En parcourant les gags sur le porno clown et la chlamydia, les commentaires et le Making Of de 80 minutes sur ce disque bien rempli montrent à quel point il a fallu de l'amour pour gifler le mercenaire de Marvel à l'écran – le montage sexuel à lui seul a été perfectionné sur 76 réécritures. En enregistrant son morceau bavard avec les écrivains Rhett Reese et Paul Wernick, Ryan Reynolds propose de faire plaisir à ses scribes pour leur travail.



Quant au commentaire du réalisateur Tim Miller et du co-créateur de personnages Rob Liefeld, vous pouvez presque entendre le réalisateur rougir de l'enthousiasme de Liefeld pour le film.

Deadpool joue peut-être le goofball, mais il faut de l'engagement pour concocter une adaptation de bande dessinée aussi unique en ces temps de super-héros. Bien sûr, Deadpool n'est pas entièrement original dans ses parties. Les Gardiens de la Galaxie ont accumulé de la pop et du snark. Kick-As a juré une tempête ; Guerre civile fait un signe de tête à L'Empire contre-attaque ; et Batman V Superman est allé grand sur honorer le bâillon de bouton noble (je plaisante).
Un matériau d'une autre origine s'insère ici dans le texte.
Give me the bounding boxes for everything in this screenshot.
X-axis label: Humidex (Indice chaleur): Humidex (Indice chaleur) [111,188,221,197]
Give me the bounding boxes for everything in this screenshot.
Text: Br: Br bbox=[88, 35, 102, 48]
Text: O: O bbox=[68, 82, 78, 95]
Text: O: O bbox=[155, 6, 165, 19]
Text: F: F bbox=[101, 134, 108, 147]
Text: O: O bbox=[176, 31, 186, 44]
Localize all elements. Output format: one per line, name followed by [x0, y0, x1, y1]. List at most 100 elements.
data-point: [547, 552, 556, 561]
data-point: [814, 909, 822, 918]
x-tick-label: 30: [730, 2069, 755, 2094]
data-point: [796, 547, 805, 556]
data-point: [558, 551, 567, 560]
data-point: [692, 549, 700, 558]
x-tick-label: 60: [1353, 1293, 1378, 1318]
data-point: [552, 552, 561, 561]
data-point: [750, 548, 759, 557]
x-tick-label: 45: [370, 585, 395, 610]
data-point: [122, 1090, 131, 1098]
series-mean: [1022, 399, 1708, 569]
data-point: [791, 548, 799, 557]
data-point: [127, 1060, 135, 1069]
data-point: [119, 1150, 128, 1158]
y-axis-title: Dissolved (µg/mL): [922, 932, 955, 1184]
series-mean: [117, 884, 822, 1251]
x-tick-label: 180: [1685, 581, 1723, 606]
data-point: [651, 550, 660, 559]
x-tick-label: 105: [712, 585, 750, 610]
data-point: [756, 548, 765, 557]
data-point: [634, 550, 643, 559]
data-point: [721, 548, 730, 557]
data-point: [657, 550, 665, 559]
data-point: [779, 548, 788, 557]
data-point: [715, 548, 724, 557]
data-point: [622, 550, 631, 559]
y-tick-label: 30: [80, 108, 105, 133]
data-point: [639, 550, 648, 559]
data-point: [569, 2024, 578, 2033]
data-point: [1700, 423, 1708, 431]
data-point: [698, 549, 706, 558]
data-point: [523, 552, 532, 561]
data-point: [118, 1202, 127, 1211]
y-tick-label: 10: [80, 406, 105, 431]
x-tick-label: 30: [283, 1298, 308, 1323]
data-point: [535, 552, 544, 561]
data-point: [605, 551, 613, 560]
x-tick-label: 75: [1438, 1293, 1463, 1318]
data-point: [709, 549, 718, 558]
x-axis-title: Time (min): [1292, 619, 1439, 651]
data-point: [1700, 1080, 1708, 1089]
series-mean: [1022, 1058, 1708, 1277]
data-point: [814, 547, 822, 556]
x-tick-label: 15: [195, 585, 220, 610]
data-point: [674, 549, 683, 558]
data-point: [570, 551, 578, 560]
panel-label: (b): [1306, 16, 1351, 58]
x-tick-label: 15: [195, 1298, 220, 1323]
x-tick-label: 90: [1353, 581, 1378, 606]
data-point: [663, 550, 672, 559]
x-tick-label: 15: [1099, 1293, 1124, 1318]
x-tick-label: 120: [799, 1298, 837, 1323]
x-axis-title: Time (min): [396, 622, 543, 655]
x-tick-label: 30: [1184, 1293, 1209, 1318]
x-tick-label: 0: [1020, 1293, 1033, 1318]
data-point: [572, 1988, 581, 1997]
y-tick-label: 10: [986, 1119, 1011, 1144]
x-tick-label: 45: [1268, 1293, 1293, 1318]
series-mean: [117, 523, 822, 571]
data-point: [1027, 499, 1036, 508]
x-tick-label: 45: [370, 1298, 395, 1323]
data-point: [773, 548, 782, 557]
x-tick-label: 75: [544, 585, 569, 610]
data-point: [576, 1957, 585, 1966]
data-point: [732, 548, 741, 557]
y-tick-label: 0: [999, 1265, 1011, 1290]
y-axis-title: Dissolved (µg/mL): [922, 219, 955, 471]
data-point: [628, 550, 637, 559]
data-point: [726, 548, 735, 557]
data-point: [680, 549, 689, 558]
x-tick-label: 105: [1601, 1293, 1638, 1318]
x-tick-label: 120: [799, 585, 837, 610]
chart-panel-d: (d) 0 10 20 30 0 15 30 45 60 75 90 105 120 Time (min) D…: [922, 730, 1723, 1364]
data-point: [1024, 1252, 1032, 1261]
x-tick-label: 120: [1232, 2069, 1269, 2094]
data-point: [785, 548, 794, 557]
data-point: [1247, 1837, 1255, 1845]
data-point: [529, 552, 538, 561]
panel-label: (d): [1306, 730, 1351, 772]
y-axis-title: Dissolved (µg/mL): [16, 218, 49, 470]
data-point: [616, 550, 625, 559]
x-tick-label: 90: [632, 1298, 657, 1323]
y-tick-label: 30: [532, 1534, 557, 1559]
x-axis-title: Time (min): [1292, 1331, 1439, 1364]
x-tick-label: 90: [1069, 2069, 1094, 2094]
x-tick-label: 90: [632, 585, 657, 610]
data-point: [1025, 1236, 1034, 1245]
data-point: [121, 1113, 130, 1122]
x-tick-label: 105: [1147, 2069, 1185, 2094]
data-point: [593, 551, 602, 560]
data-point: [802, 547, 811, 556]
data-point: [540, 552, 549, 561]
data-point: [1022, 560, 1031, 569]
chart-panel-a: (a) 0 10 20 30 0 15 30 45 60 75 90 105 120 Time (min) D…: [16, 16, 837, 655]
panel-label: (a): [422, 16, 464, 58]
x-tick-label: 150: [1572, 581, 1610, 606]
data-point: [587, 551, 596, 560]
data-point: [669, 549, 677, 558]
Mais peu de films ont combiné tout ce qui précède pour un effet aussi vivifiant et bancable, et c'est avant d'ajouter les autres facteurs qui rendent Deadpool unique. Construisant un véhicule star / personnage scabreux et étrangement romantique à partir d'une ligne jetable dans une bande dessinée (Wade Wilson a été comparé à Reynolds croisé avec un Shar Pei dans une bande de 2004), Deadpool émerge de la nécessité de réparer le traitement bâclé d'un film précédent, plus un fuite de bobine de test, campagnes de fans, réalisateur non testé, fidélité à une source comique délicate et éclaboussures. Tenez compte de la cote R et il est clair que, mis à part des lacunes mineures, Deadpool a pris des risques gagnants pour bien faire avec une bande dessinée qui a toujours fait faillite (l'écrivain Joe Kelly a pensé qu'elle pourrait être annulée à tout moment de toute façon).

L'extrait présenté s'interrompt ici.